Correspondence: Dr G Caocci, Centro Trapianti di Midollo Osseo, P.O. 'R. Binaghi', Via Is Guadazzonis, 3, 09126 Cagliari, Italy. E-mail: gcaocci@alice.it

Received 5 September 2005; Revised 17 October 2005; Accepted 19 October 2005; Published online 21 November 2005.

Abstract

Bone marrow transplantation (BMT) represents a potentially curative treatment of thalassemia. For patients without an HLA-identical sibling donor, recourse to an unrelated donor is a practicable option but the candidates and their families are faced with a difficult decision.

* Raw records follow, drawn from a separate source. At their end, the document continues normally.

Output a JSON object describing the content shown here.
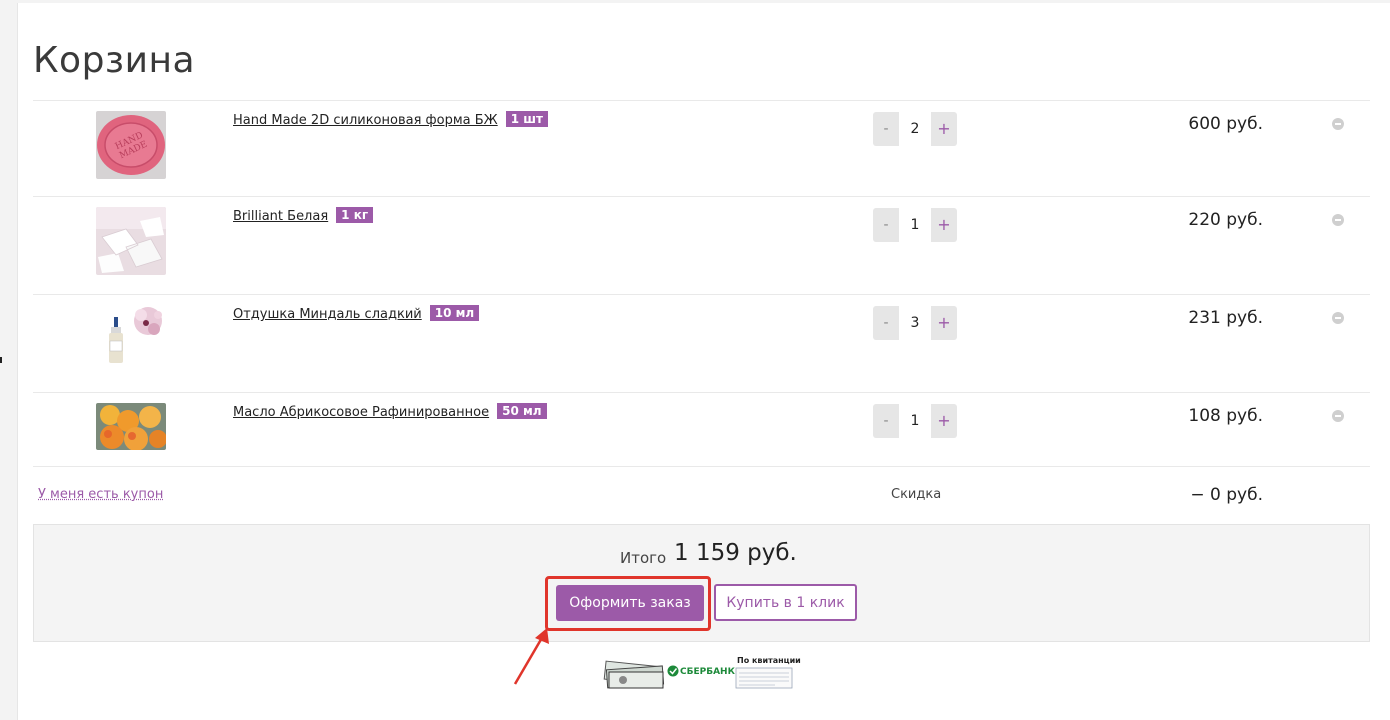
{
  "page": {
    "title": "Корзина"
  },
  "cart": {
    "items": [
      {
        "name": "Hand Made 2D силиконовая форма БЖ",
        "unit": "1 шт",
        "qty": "2",
        "price": "600 руб.",
        "image": "pink-soap-mold"
      },
      {
        "name": "Brilliant Белая",
        "unit": "1 кг",
        "qty": "1",
        "price": "220 руб.",
        "image": "white-soap-base"
      },
      {
        "name": "Отдушка Миндаль сладкий",
        "unit": "10 мл",
        "qty": "3",
        "price": "231 руб.",
        "image": "almond-fragrance-bottle"
      },
      {
        "name": "Масло Абрикосовое Рафинированное",
        "unit": "50 мл",
        "qty": "1",
        "price": "108 руб.",
        "image": "apricots"
      }
    ],
    "minus_label": "-",
    "plus_label": "+"
  },
  "coupon": {
    "link_text": "У меня есть купон"
  },
  "discount": {
    "label": "Скидка",
    "value": "− 0 руб."
  },
  "total": {
    "label": "Итого",
    "value": "1 159 руб.",
    "checkout_label": "Оформить заказ",
    "one_click_label": "Купить в 1 клик"
  },
  "payment": {
    "sber_label": "СБЕРБАНК",
    "receipt_label": "По квитанции"
  },
  "colors": {
    "accent": "#9c5aa8",
    "highlight": "#e0352b"
  }
}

They can either choose to continue the supportive therapy, with no chance of definitive cure, or they accept the mortality risk of BMT in the hope of obtaining a definitive resolution of the disease. We investigated the communication strategies and the post transplantation quality of life (QoL) in 19 adult thalassemia patients surviving after an unrelated donor BMT. The patients were given two questionnaires: a questionnaire to evaluate pre-transplantation communication factors and the EORTC QLQ-C30 questionnaire to assess global QoL. All patients were satisfied with the communication modalities employed by the physicians. The global post transplantation QoL in our patient cohort was found to be good. The approach used in this study may offer a contribution to understanding the decision-making process leading to the choice of a treatment with a high mortality risk for a chronic, non-malignant disease. Finally, some ethical issues of this therapeutic approach are briefly addressed.